ARI SHAPIRO, HOST:
The second wave of COVID-19 in India has not only been massive, it's also been swift. Back in February, cases were dropping across the country. And only a few months later, India is now reporting nearly 400,000 cases a day. As NPR's Michaeleen Doucleff reports, scientists are just starting to find clues to why the surge exploded so quickly there.
MICHAELEEN DOUCLEFF, BYLINE: When the pandemic first began, Bhramar Mukherjee went to work. She's a statistician at the University of Michigan, and she built a computer app to track COVID-19 throughout India. She monitors the app like a hawk.
BHRAMAR MUKHERJEE: My parents and my students even laugh at me, that every morning I sit down with my cup of coffee and look at the app to just see a metrics. Like, how are the each of the states looking like?
DOUCLEFF: Mukherjee's app is powerful. It makes predictions about what the virus will do in the future weeks, even months from now, so it can catch a surge before it happens.
MUKHERJEE: That's the advantage of having real-time tracker of not just case counts, but real, relative changes sensitive to an uptick.
DOUCLEFF: Back in the winter, the situation looked good in India. COVID cases were low and falling. Then in mid-February, Mukherjee's app picked up a signal. The virus was behaving differently. She predicted a big wave coming.
MUKHERJEE: At first, it was noted in three states. And I tweeted so that we can vaccinate like crazy before the wave actually hits us.
DOUCLEFF: But, she says, policymakers didn't act. Instead, in March and April, several regional governments allowed very large gatherings. The surge not only happened, it was even worse than she predicted.
MUKHERJEE: I said that 300,000 cases and 2,000 deaths are going to come, and nobody believed me at that time. We are so much past that, right?
DOUCLEFF: Things like election rallies and relaxing precautions have clearly played a role. But what Mukherjee detected early on, another scientist says that was something different. A new variant has emerged in India.
TOM WENSELEERS: It has a very big transmission advantage or growth advantage.
DOUCLEFF: That's Tom Wenseleers. He's a biostatistician at the University of Leuven in Belgium. Back in the fall, he was one of the first scientists to recognize that a variant in the U.K. called B.1.1.7 was more contagious than other versions of the virus.
WENSELEERS: It really started worrying people because it increased to such a high proportion in such a short time.
DOUCLEFF: At first, no one believed him. But follow-up studies showed that Wenseleers was correct. B.1.1.7 is 50% more transmissible. Now he sees signs that the new variant in India may transmit even faster. Using computer models, he estimated how quickly this variant is spreading compared to other mutants. He did this analysis in three states in India and in the U.K. In all four cases, the new variant in India has the advantage.
WENSELEERS: If you take all these sort of pieces of evidence together, I'm fairly confident that there is a growth advantage and that it has to do something with the current epidemic in India.

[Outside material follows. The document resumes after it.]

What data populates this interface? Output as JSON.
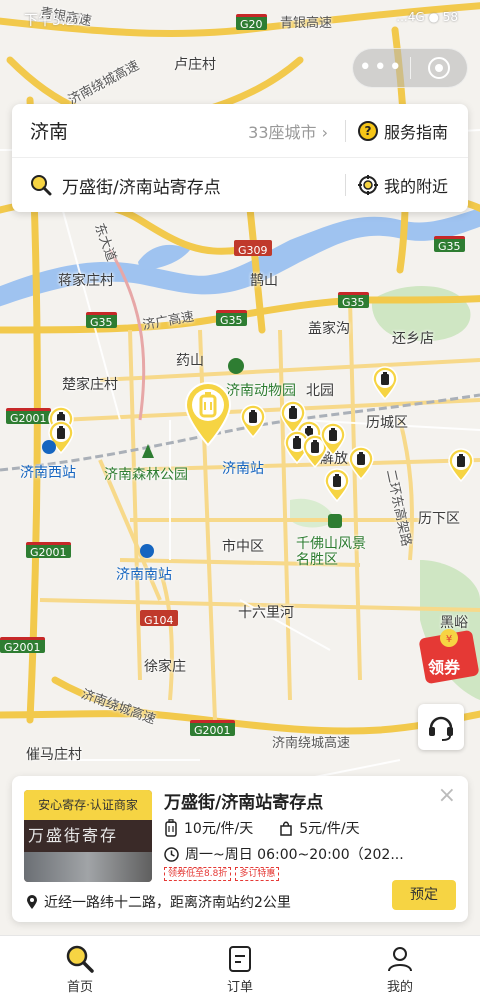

DOUCLEFF: Of course, there are caveats here. The analysis is preliminary. And in the past few weeks, India has published very little information on the variants there. Karthik Gangavarapu is a computational biologist at Scripps Research Institute. He says that for these reasons, he's not convinced yet that the new variant in India is the fastest spreading mutant out there.
KARTHIK GANGAVARAPU: To be clear, I'm not saying it's not. I'm just saying that, you know, there's a burden of proof you need to establish before you say that it's more transmissible.
DOUCLEFF: Still, though, he says, there's no question the variant in India is worrisome and something the whole world needs to try and stop together. Michaeleen Doucleff, NPR News.